Conway quotes Engels’ oration at Marx’s funeral that the forms of government, the legal conceptions, the art and even the religious ideas of the people must be explained in the light of the degree of economic development attained during a given epoch. Conway argues that human beings cannot engage in politics and cultural pursuits without eating and sleeping but it does not follow that eating and sleeping explain the form politics and intellectual activity. Of course Marx never argued that it did. He argued that the relations men entered into in their economic life determined their politics and intellectual activity. We would say today that the relations are a better starting point from which to explain and predict their politics than other starting points. Conway pleads:

    “Given that there is so little to be said for historical materialism, what is it that accounts for its appeal?”

What indeed? Could it be that those concerned to explain the past and predict the future find the material basis of life a more fruitful starting point? Conway rabbits on tediously about the “justice” of exploitation, yet admits that Marx expressly and repeatedly rejects any talk of injustice as “obsolete verbal rubbish”. He quotes Allen Buchanan to the effect that Marx thought capitalism unjust but did not want to emphasise its injustice. But if we are to speculate upon what Marx thought as opposed to what he said, here we are where are we!

He says that primitive accumulation of capital was achieved by the first capitalists showing abstinence and drivels on about “sums scraped together” and “pared family budgets” and holds up Richard Arkwright as a model. Shome mishtake here, as Private Eye would say. Does he really mean Carlyle’s “Historical phenomenon, that bag-cheeked, pot bellied, much enduring, much inventing barber” who was exposed in 1785 when the courts cancelled “his” patent rights and exposed him as a thief and a fraud, as Ann Beedell has written.

This nonsense about abstinence is only a smokescreen however, and Conway finally comes out with what is really on his mind: the Enclosures, the deserted villages, the war waged by the flag-waving oligarchy on the yeomen of England and the free peasantry everywhere, driving them off the land and into destitution.

    “Although the less affluent cottagers and squatters may have lost, as a result of the enclosure movement, use-rights in common land previously enjoyed, they were compensated by more work and greater regularity of employment after enclosure.”

The Nazis found similar justification, with enabling legislation, for their dispossession of the Jews. “Arbeit Macht Frei!” Doctor Conway appears to be endorsing the acquisition of property by force, an extraordinary view in one charged with the moral and ethical formation of the young!

We must add to Doctor Conway’s difficulties with logic a strong urge to contradict himself.

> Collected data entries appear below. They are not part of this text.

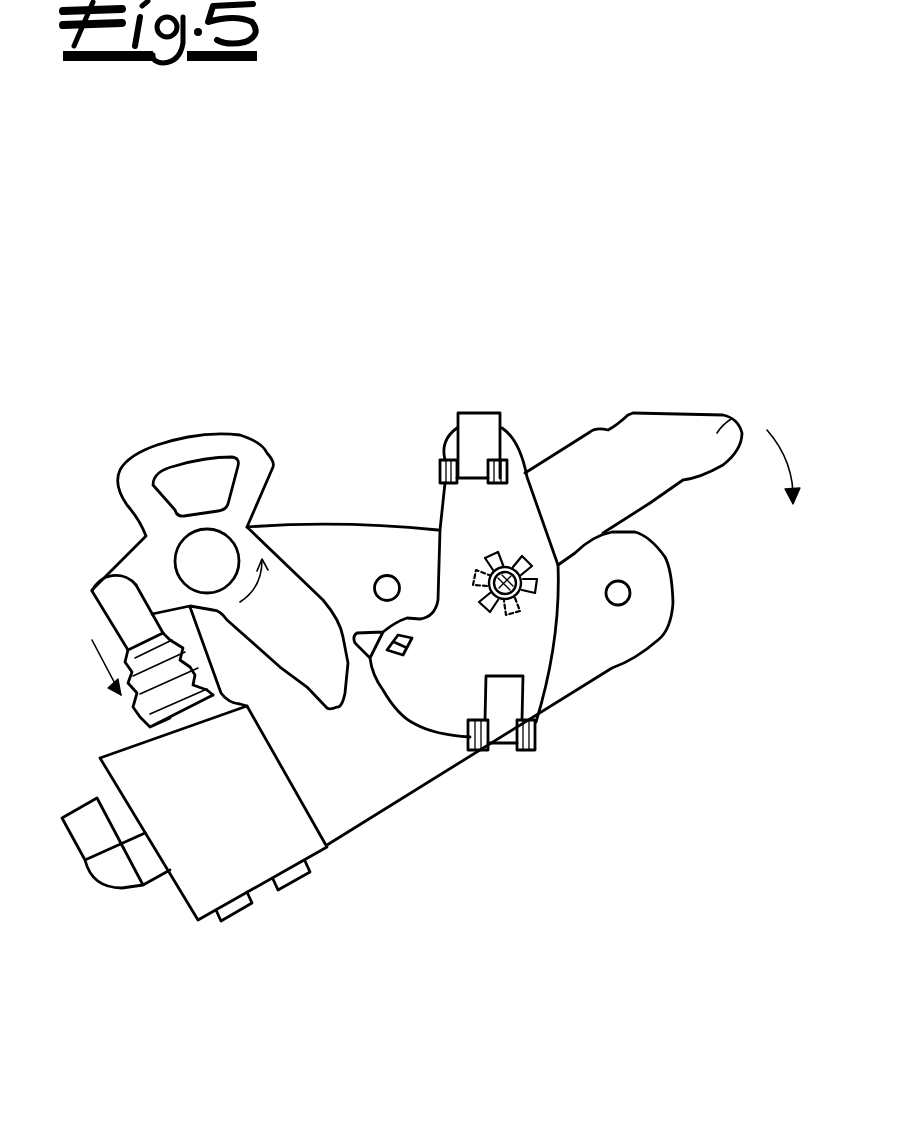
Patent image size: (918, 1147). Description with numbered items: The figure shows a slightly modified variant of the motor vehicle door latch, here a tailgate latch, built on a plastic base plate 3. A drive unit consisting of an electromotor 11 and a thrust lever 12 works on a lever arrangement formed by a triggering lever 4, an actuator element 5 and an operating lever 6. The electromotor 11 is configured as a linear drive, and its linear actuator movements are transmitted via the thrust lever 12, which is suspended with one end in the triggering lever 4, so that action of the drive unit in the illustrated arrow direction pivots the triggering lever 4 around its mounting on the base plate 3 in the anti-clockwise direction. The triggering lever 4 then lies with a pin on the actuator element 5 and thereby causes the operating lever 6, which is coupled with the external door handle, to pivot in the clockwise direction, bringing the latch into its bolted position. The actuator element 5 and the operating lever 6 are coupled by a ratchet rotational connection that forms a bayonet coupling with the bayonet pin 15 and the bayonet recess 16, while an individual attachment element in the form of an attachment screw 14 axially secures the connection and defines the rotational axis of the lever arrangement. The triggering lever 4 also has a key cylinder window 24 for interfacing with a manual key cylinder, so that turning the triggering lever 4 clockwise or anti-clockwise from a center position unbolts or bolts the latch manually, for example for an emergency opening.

The base plate 3 is at (388, 793).
The triggering lever 4 is at (137, 475).
The actuator element 5 is at (538, 668).
The operating lever 6 is at (723, 415).
The electromotor 11 is at (203, 898).
The thrust lever 12 is at (110, 612).
The attachment screw 14 is at (504, 572).
The bayonet pin 15 is at (540, 607).
The bayonet recess 16 is at (505, 583).
The key cylinder window 24 is at (200, 472).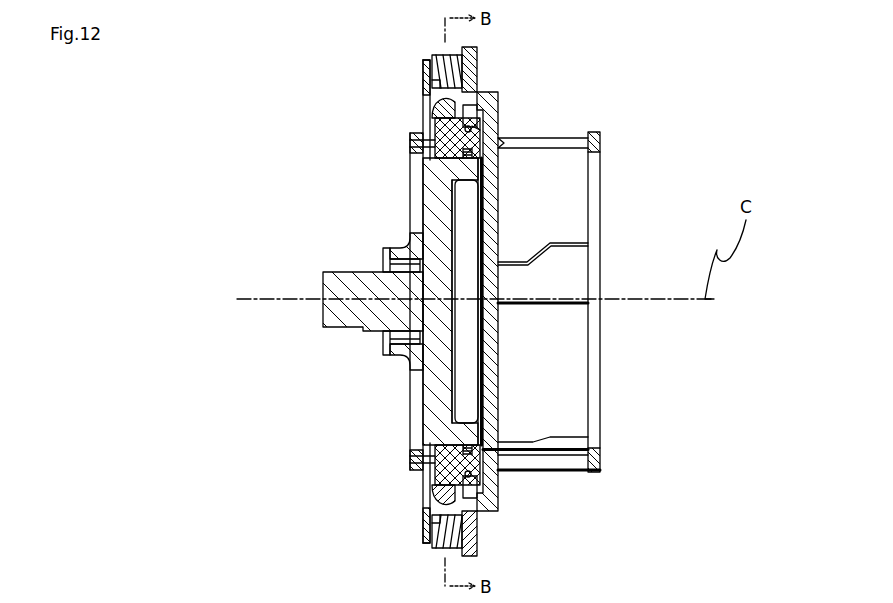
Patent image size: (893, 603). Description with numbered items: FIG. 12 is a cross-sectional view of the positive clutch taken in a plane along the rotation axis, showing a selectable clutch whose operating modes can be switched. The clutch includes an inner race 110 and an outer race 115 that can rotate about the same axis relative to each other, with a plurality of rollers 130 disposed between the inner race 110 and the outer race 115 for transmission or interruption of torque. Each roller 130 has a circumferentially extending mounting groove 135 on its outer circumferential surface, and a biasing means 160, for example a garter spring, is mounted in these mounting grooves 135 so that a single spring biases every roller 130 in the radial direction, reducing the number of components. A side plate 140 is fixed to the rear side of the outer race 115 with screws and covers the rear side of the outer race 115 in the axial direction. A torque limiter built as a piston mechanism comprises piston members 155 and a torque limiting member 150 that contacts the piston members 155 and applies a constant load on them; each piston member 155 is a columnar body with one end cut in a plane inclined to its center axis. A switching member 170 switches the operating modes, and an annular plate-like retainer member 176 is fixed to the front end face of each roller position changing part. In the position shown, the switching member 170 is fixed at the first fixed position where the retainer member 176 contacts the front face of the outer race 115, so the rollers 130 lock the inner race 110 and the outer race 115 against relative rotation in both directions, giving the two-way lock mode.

On page 50 he writes “It is the simple fact that acquisitiveness and selfishness antedated capitalism by thousands of years  . . . If one accepts that people are on the whole are self-seeking . . .” But on page 133: “People are not in general as envious as Marx seems to be supposing them to be.”

He is right, however, in seeing scarcity as the cause of unsocial behaviour:

    “Scarcity continues amid affluence. There is no reason to suppose that this will not continue for the indefinite future . . . Scarcity together with limited sympathy necessitates the institution of private property as a means for avoiding interpersonal conflict.”

So there we are. Time has stopped and to make sure it stops we must organise scarcity by paying people not to produce where the collapse of the Market has failed to discourage them.

The loonies have taken over the madhouse!